La Convention relative aux droits de l’enfant des Nations Unies

Honorables sénateurs, au Canada, les enfants s’en tirent plutôt bien. Ils ont de quoi manger, un toit sur la tête et ils ont accès à des écoles et des hôpitaux qui sont parmi les meilleurs au monde. Leur famille et leur entourage prennent soin d’eux. Leurs perspectives d’avenir sont excellentes. Pourtant, il suffit de porter son regard plus loin que ces réalités stéréotypées pour voir des signes choquants de l’incapacité du Canada de faire valoir et de respecter les droits fondamentaux de ses citoyens les plus vulnérables, ses enfants.

La Convention relative aux droits de l’enfant des Nations Unies est sans équivoque. Les droits fondamentaux des enfants s’appliquent à chacun d’eux, sans exception. Que la plupart des enfants canadiens s’en tirent bien ne change rien aux conditions et aux expériences de vie des plus vulnérables parmi les vulnérables. Les enfants autochtones, par exemple, accusent du retard par rapport aux autres enfants du pays dans à peu près tous les domaines : bien-être, revenu familial, réussite scolaire, qualité de l’eau, santé infantile, santé mentale, logement.

Selon le principe de Jordan, ou principe de l’enfant d’abord, les enfants des Premières Nations doivent bénéficier d’un accès égal et juste aux services de l’État, comme l’éducation, l’aide sociale et les soins de santé. Ce principe tient son nom du petit Jordan River Anderson, un enfant autochtone mort à l’âge de cinq ans faute d’avoir reçu les soins médicaux dont il avait besoin, les fonctionnaires s’étant renvoyé la balle durant deux ans afin de savoir qui devait payer pour les soins à domicile qui devaient lui être prodigués.
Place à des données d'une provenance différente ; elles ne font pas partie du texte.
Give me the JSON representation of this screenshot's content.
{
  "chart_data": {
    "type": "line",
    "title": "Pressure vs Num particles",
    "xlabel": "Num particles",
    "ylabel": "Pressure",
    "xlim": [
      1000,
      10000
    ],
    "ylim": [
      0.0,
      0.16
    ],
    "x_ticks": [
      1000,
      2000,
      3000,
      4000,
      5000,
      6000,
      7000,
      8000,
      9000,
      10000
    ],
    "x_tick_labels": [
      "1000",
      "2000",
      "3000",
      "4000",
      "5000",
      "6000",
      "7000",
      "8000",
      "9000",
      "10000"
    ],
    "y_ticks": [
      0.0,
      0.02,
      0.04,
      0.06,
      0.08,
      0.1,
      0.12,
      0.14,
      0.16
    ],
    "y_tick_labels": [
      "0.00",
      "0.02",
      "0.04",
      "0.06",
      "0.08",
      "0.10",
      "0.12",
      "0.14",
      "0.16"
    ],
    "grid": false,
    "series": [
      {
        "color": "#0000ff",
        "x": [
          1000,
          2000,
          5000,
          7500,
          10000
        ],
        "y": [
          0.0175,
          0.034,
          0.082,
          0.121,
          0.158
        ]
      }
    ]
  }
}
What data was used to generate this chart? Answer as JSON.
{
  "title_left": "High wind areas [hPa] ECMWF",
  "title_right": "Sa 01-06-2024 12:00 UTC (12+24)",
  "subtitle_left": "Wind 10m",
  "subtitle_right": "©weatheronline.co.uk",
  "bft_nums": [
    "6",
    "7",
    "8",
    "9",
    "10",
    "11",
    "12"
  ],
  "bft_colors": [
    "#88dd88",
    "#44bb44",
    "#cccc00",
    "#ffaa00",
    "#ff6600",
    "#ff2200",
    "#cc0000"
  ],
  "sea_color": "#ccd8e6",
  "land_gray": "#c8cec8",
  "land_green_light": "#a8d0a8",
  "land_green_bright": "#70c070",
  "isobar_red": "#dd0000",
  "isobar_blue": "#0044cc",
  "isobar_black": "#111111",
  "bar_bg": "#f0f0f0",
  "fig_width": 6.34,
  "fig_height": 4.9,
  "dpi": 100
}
Quand le Parlement a adopté une motion appuyant le principe de Jordan, en 2007, il a carrément fait une promesse aux membres des Premières Nations et à la population en général.

Plus tôt ce mois-ci, l’Assemblée des Premières Nations, UNICEF Canada, la Société canadienne de pédiatrie, l’Université McGill et l’Université du Michigan ont publié un rapport dans lequel les auteurs cherchaient à déterminer comment ce principe est appliqué. Les résultats ont de quoi nous inquiéter sérieusement. Pour reprendre les mots de la porte-parole : « […] le délestage entre les paliers gouvernementaux perdure, tout comme les souffrances ». Manque de leadership du gouvernement fédéral, chicanes perpétuelles entre administrations, compressions budgétaires, financement insuffisant pour les organismes de défense des droits des enfants, indifférence du public et mauvaise compréhension des droits de l’enfant, tout cela s’ajoute au fait que le Canada n’a jamais réussi à intégrer la convention de l’ONU à ses lois — pas seulement la ratifier ou la signer, mais l’intégrer.

La convention des Nations Unies fournit un cadre clair grâce auquel nous pouvons prendre des mesures concrètes et trouver des façons de surmonter de tels obstacles. Les gouvernements provinciaux ainsi que les organisations de la société civile font des progrès, et nous pouvons aussi nous inspirer d’eux.

Honorables sénateurs, nous devons commencer à susciter la volonté politique et sociale d’apporter les changements nécessaires. Les Canadiens méritent qu’on leur explique que lorsqu’on préconise l’inaction, c’est comme si on choisissait l’inégalité et l’injustice. Attelons-nous à la tâche et relevons ce défi. Je sais que vous serez nombreux à vous joindre à moi. Commençons dès aujourd’hui à nous investir dans cette cause. Travaillons en collaboration et agissons d’une façon qui soit digne de nos enfants.